Before Metric’s performance at Thrival, Shaw told The Pitt News about his time in college, building the band’s setlist for the music festival and keeping creative momentum in an 18-year-old band.

TPN: What advice do you have for college students trying to make it in the music industry?

JS: One, you should probably bring up with your therapist that you have an issue with masochism. If you don’t have a therapist, you should get one, because the music industry will batter you up for sure. But, more than anything, there’s no money in it. You have to be doing it for the right reasons. If you’re doing it for the right reasons, don’t do it for the reward, because there’s no reward. The reward is you and your life and creation and the people that you meet and the time that you spend. Time spent is time owned. You have to be in it for the path. The path, if you dedicate your life to it, is an amazing path. It’s completely rewarding on so many life and spiritual levels. But don’t give two sh*ts what anyone else says — it ain’t important.

TPN: Metric has performed at Pittsburgh’s Mr. Smalls Funhouse Theatre three times. What was it like playing there?

JS: I remember it all too well. The first time we played, we played with Broken Social Scene. We ended up back on stage and jamming until six in the morning. We were all staying in the rooms, and the people who run it are super cool, and they let us have a run of the place. It was amazing. It was that time that made us go back however many times we went back because it was sort of like, ‘oh my god, we’re playing at the legendary Mr. Smalls again.’

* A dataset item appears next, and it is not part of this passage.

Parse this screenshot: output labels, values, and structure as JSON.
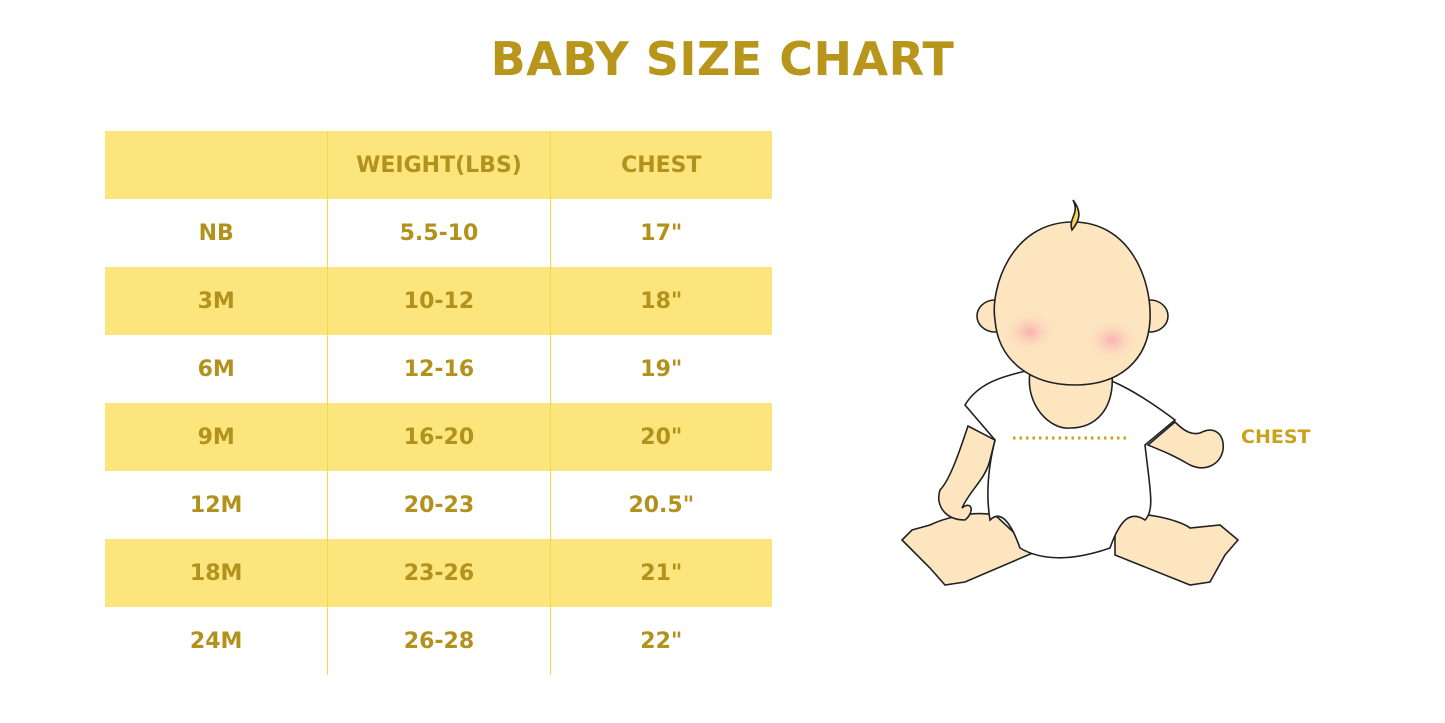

There’s a few places in America where someone with an idea puts that idea into action, like, ‘I’m gonna buy that church, I’m gonna build a rehearsal studio, I’m gonna build a venue.’ And it kind of exists off the grid — it’s not corporate-owned. It just sort of stands on its own. I think that’s so punk rock and awesome. We just love doing it for that reason.

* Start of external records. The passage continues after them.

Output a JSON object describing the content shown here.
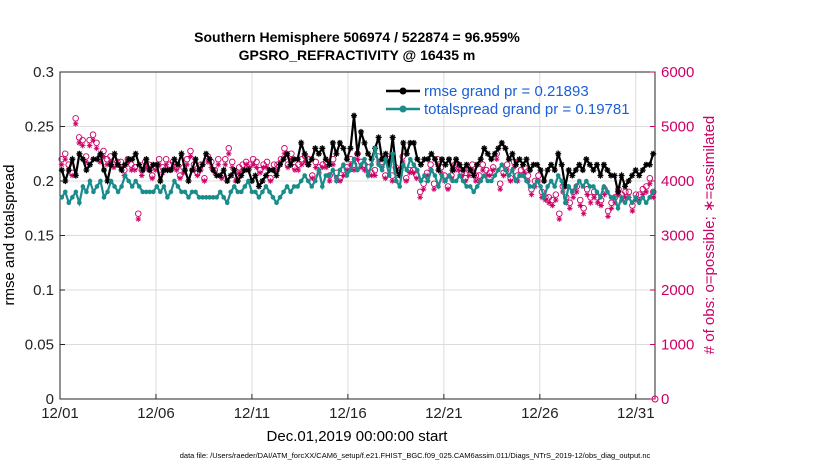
{
  "chart_data": {
    "type": "line",
    "title": "Southern Hemisphere 506974 / 522874 = 96.959%",
    "subtitle": "GPSRO_REFRACTIVITY @ 16435 m",
    "xlabel": "Dec.01,2019 00:00:00 start",
    "ylabel": "rmse and totalspread",
    "ylabel_right": "# of obs: o=possible; ∗=assimilated",
    "footnote": "data file: /Users/raeder/DAI/ATM_forcXX/CAM6_setup/f.e21.FHIST_BGC.f09_025.CAM6assim.011/Diags_NTrS_2019-12/obs_diag_output.nc",
    "xlim": [
      0,
      31
    ],
    "ylim": [
      0,
      0.3
    ],
    "ylim_right": [
      0,
      6000
    ],
    "x_ticks": [
      "12/01",
      "12/06",
      "12/11",
      "12/16",
      "12/21",
      "12/26",
      "12/31"
    ],
    "y_ticks": [
      "0",
      "0.05",
      "0.1",
      "0.15",
      "0.2",
      "0.25",
      "0.3"
    ],
    "y_ticks_right": [
      "0",
      "1000",
      "2000",
      "3000",
      "4000",
      "5000",
      "6000"
    ],
    "grid": true,
    "legend_position": "top-right",
    "series": [
      {
        "name": "rmse grand pr = 0.21893",
        "color": "#000000",
        "axis": "left",
        "marker": "asterisk",
        "values": [
          0.21,
          0.2,
          0.21,
          0.22,
          0.205,
          0.225,
          0.22,
          0.21,
          0.215,
          0.22,
          0.22,
          0.225,
          0.21,
          0.2,
          0.215,
          0.225,
          0.215,
          0.21,
          0.215,
          0.22,
          0.22,
          0.225,
          0.215,
          0.21,
          0.22,
          0.21,
          0.215,
          0.215,
          0.2,
          0.21,
          0.21,
          0.21,
          0.22,
          0.215,
          0.225,
          0.21,
          0.2,
          0.21,
          0.22,
          0.21,
          0.215,
          0.225,
          0.22,
          0.21,
          0.205,
          0.205,
          0.21,
          0.2,
          0.205,
          0.21,
          0.2,
          0.205,
          0.21,
          0.21,
          0.2,
          0.205,
          0.195,
          0.2,
          0.205,
          0.21,
          0.21,
          0.205,
          0.215,
          0.22,
          0.225,
          0.215,
          0.22,
          0.22,
          0.235,
          0.225,
          0.215,
          0.22,
          0.23,
          0.225,
          0.23,
          0.22,
          0.215,
          0.235,
          0.225,
          0.235,
          0.23,
          0.22,
          0.23,
          0.26,
          0.225,
          0.245,
          0.235,
          0.225,
          0.22,
          0.23,
          0.24,
          0.22,
          0.225,
          0.215,
          0.24,
          0.21,
          0.205,
          0.235,
          0.225,
          0.235,
          0.235,
          0.22,
          0.215,
          0.22,
          0.22,
          0.225,
          0.22,
          0.21,
          0.22,
          0.215,
          0.22,
          0.21,
          0.22,
          0.215,
          0.21,
          0.215,
          0.21,
          0.205,
          0.215,
          0.22,
          0.23,
          0.225,
          0.22,
          0.225,
          0.23,
          0.235,
          0.23,
          0.22,
          0.225,
          0.215,
          0.22,
          0.215,
          0.22,
          0.21,
          0.215,
          0.215,
          0.21,
          0.2,
          0.21,
          0.215,
          0.21,
          0.225,
          0.215,
          0.195,
          0.21,
          0.205,
          0.21,
          0.215,
          0.21,
          0.22,
          0.215,
          0.21,
          0.215,
          0.205,
          0.215,
          0.21,
          0.205,
          0.205,
          0.19,
          0.205,
          0.195,
          0.2,
          0.205,
          0.21,
          0.205,
          0.21,
          0.215,
          0.215,
          0.225
        ]
      },
      {
        "name": "totalspread grand pr = 0.19781",
        "color": "#1a8c8c",
        "axis": "left",
        "marker": "dot",
        "values": [
          0.185,
          0.19,
          0.18,
          0.185,
          0.19,
          0.18,
          0.195,
          0.19,
          0.2,
          0.19,
          0.195,
          0.2,
          0.185,
          0.19,
          0.2,
          0.195,
          0.19,
          0.195,
          0.205,
          0.2,
          0.195,
          0.2,
          0.195,
          0.19,
          0.19,
          0.19,
          0.19,
          0.195,
          0.19,
          0.195,
          0.185,
          0.19,
          0.2,
          0.195,
          0.19,
          0.19,
          0.185,
          0.19,
          0.19,
          0.185,
          0.185,
          0.185,
          0.185,
          0.185,
          0.185,
          0.19,
          0.185,
          0.18,
          0.19,
          0.195,
          0.19,
          0.19,
          0.195,
          0.2,
          0.19,
          0.19,
          0.185,
          0.19,
          0.195,
          0.19,
          0.185,
          0.18,
          0.185,
          0.19,
          0.195,
          0.19,
          0.195,
          0.195,
          0.2,
          0.205,
          0.2,
          0.195,
          0.2,
          0.21,
          0.195,
          0.205,
          0.205,
          0.21,
          0.2,
          0.21,
          0.215,
          0.205,
          0.21,
          0.22,
          0.21,
          0.215,
          0.22,
          0.205,
          0.215,
          0.23,
          0.215,
          0.21,
          0.22,
          0.205,
          0.225,
          0.2,
          0.195,
          0.215,
          0.21,
          0.22,
          0.215,
          0.21,
          0.2,
          0.205,
          0.2,
          0.21,
          0.205,
          0.195,
          0.205,
          0.2,
          0.205,
          0.2,
          0.2,
          0.205,
          0.2,
          0.195,
          0.195,
          0.19,
          0.195,
          0.2,
          0.205,
          0.2,
          0.2,
          0.205,
          0.21,
          0.215,
          0.21,
          0.205,
          0.21,
          0.2,
          0.205,
          0.205,
          0.2,
          0.195,
          0.195,
          0.2,
          0.195,
          0.185,
          0.195,
          0.2,
          0.195,
          0.205,
          0.2,
          0.18,
          0.195,
          0.19,
          0.195,
          0.2,
          0.195,
          0.2,
          0.195,
          0.195,
          0.19,
          0.185,
          0.195,
          0.19,
          0.185,
          0.185,
          0.175,
          0.185,
          0.18,
          0.185,
          0.18,
          0.185,
          0.18,
          0.185,
          0.18,
          0.185,
          0.19
        ]
      },
      {
        "name": "possible obs",
        "color": "#cc0066",
        "axis": "right",
        "marker": "circle",
        "values": [
          4400,
          4500,
          4300,
          4150,
          5150,
          4800,
          4750,
          4450,
          4750,
          4850,
          4700,
          4450,
          4550,
          4400,
          4450,
          4300,
          4350,
          4350,
          4200,
          4400,
          4300,
          4250,
          3400,
          4200,
          4350,
          4300,
          4100,
          4250,
          4400,
          4250,
          4400,
          4300,
          4350,
          4250,
          4100,
          4250,
          4400,
          4550,
          4300,
          4150,
          4300,
          4050,
          4450,
          4350,
          4200,
          4400,
          4100,
          4400,
          4600,
          4350,
          4100,
          4250,
          4300,
          4350,
          4300,
          4400,
          4350,
          4200,
          4300,
          4350,
          4050,
          4300,
          4300,
          4400,
          4600,
          4300,
          4500,
          4250,
          4300,
          4400,
          4450,
          4400,
          4100,
          4350,
          4250,
          4300,
          4350,
          4100,
          4400,
          4150,
          4050,
          4200,
          4250,
          4400,
          4300,
          4500,
          4350,
          4300,
          4250,
          4150,
          4200,
          4450,
          4350,
          4100,
          4400,
          4100,
          4250,
          4200,
          4450,
          4050,
          4200,
          4200,
          4100,
          3800,
          3950,
          4150,
          4300,
          3950,
          4400,
          4250,
          4100,
          3900,
          4100,
          4300,
          4300,
          4150,
          4050,
          4200,
          4300,
          4100,
          4100,
          4300,
          4200,
          4150,
          4250,
          4500,
          3950,
          4150,
          4300,
          4050,
          4350,
          4100,
          4200,
          4250,
          4100,
          3850,
          4000,
          4100,
          3800,
          3700,
          3700,
          3650,
          3750,
          3400,
          3900,
          3700,
          3600,
          3800,
          3900,
          3650,
          3500,
          3850,
          3700,
          3800,
          3700,
          3650,
          3850,
          3450,
          3600,
          3700,
          3850,
          3750,
          3800,
          3800,
          3550,
          3750,
          3750,
          3850,
          3900,
          4050,
          3800
        ]
      },
      {
        "name": "assimilated obs",
        "color": "#cc0066",
        "axis": "right",
        "marker": "asterisk",
        "values": [
          4300,
          4400,
          4200,
          4100,
          5050,
          4700,
          4650,
          4350,
          4650,
          4750,
          4600,
          4350,
          4450,
          4300,
          4350,
          4250,
          4300,
          4250,
          4100,
          4350,
          4200,
          4200,
          3300,
          4100,
          4250,
          4200,
          4050,
          4200,
          4300,
          4150,
          4300,
          4200,
          4250,
          4200,
          4050,
          4150,
          4300,
          4450,
          4200,
          4100,
          4200,
          4000,
          4350,
          4250,
          4150,
          4300,
          4050,
          4300,
          4500,
          4250,
          4000,
          4150,
          4200,
          4300,
          4250,
          4300,
          4250,
          4150,
          4250,
          4250,
          4000,
          4200,
          4200,
          4350,
          4500,
          4250,
          4400,
          4200,
          4200,
          4300,
          4350,
          4300,
          4050,
          4250,
          4150,
          4250,
          4250,
          4000,
          4300,
          4050,
          4000,
          4100,
          4200,
          4300,
          4200,
          4400,
          4250,
          4200,
          4150,
          4100,
          4100,
          4350,
          4250,
          4050,
          4300,
          4000,
          4150,
          4100,
          4350,
          4000,
          4150,
          4150,
          4050,
          3700,
          3850,
          4100,
          4200,
          3850,
          4300,
          4150,
          4000,
          3850,
          4050,
          4200,
          4200,
          4100,
          4000,
          4100,
          4200,
          4000,
          4000,
          4200,
          4100,
          4100,
          4200,
          4400,
          3850,
          4100,
          4200,
          4000,
          4250,
          4000,
          4100,
          4150,
          4000,
          3750,
          3900,
          4000,
          3700,
          3650,
          3600,
          3550,
          3650,
          3300,
          3800,
          3600,
          3500,
          3700,
          3800,
          3550,
          3400,
          3750,
          3600,
          3700,
          3600,
          3550,
          3750,
          3350,
          3500,
          3600,
          3750,
          3650,
          3700,
          3700,
          3450,
          3650,
          3650,
          3750,
          3800,
          3950,
          3700
        ]
      }
    ]
  }
}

TPN: How did you build the setlist for Thrival?

JS: We haven’t built a setlist yet. We’ll probably build it about 20 minutes before we go on stage, regardless of the fact that people have been bugging us for it as of a week ago so they can design lights for it and do all the things the crew has to do and needs to do. We’re very reluctant.

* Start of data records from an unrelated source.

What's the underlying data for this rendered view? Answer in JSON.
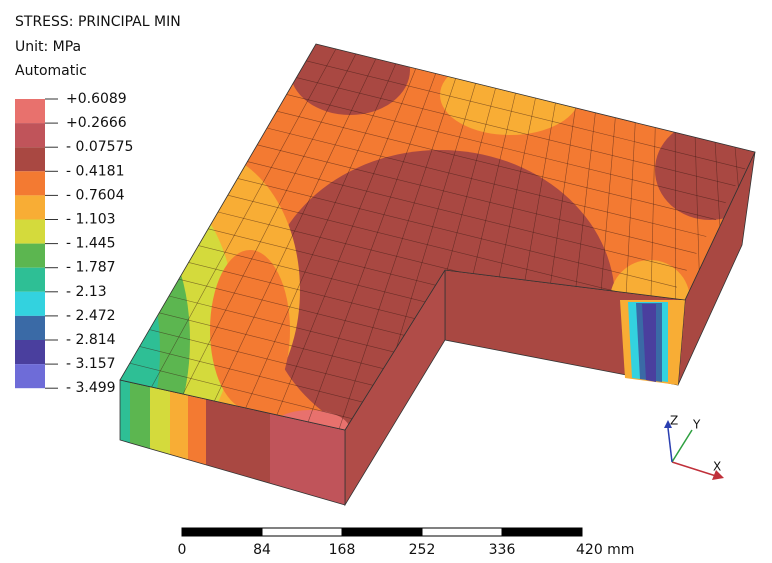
{
  "header": {
    "title": "STRESS: PRINCIPAL MIN",
    "unit": "Unit: MPa",
    "mode": "Automatic"
  },
  "legend": {
    "labels": [
      "+0.6089",
      "+0.2666",
      "- 0.07575",
      "- 0.4181",
      "- 0.7604",
      "- 1.103",
      "- 1.445",
      "- 1.787",
      "- 2.13",
      "- 2.472",
      "- 2.814",
      "- 3.157",
      "- 3.499"
    ],
    "colors": [
      "#e8716d",
      "#c0545a",
      "#a94842",
      "#f37a32",
      "#f8ad35",
      "#d4da3c",
      "#5cb650",
      "#2ebf95",
      "#33d2df",
      "#3a6aa6",
      "#4a3f9e",
      "#6e6cd8"
    ]
  },
  "scale_bar": {
    "labels": [
      "0",
      "84",
      "168",
      "252",
      "336",
      "420 mm"
    ]
  },
  "triad": {
    "z": "Z",
    "y": "Y",
    "x": "X"
  }
}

When we start an album cycle, we usually go in with a pretty set setlist. When we do a two-month tour, we usually really settle into a set and really develop the nuance of the spacing between songs, the phrasings — the larger picture. At the end of album cycles, a lot of the time, when we just start doing one concert or a festival, we need to show up, and we need to be excited. We’ve been playing the same music for a long time, so we usually really change it up at the last minute. Emily goes, ‘Oh, by the way, we’re playing this song tonight,’ like 20 minutes before we go on, and we’re all like, ‘OK, we haven’t played that since 2007,’ so we all grab headphones and try and find it on Spotify, and then we go out there and wing it.

TPN: Metric has been together since 1998. How do you stay inspired to come up with new material and ideas?

JS: New material and ideas have never really been an issue for us. Emily’s ridiculously prolific — I don’t know what you’d have to do to that woman to make her songwriting stop. Probably give her everything she ever wanted, which is impossible.

In terms of inspiration, I think the driving force really is the fact that the four of us still really like each other. Even when it’s not necessarily something musical, just a little dormant, which is gonna happen over a 20-year career for sure, and there’s nothing you can really do about it.
The fact that the four of us really still like being in the same room together and really still just like playing music together — it really keeps it alive. I really can’t imagine what it would be like if I didn’t love those three. I can’t really imagine showing up, kind of feeling uninspired and then meeting up with three people that I really didn’t feel like seeing. That would suck. And it’s never been that way.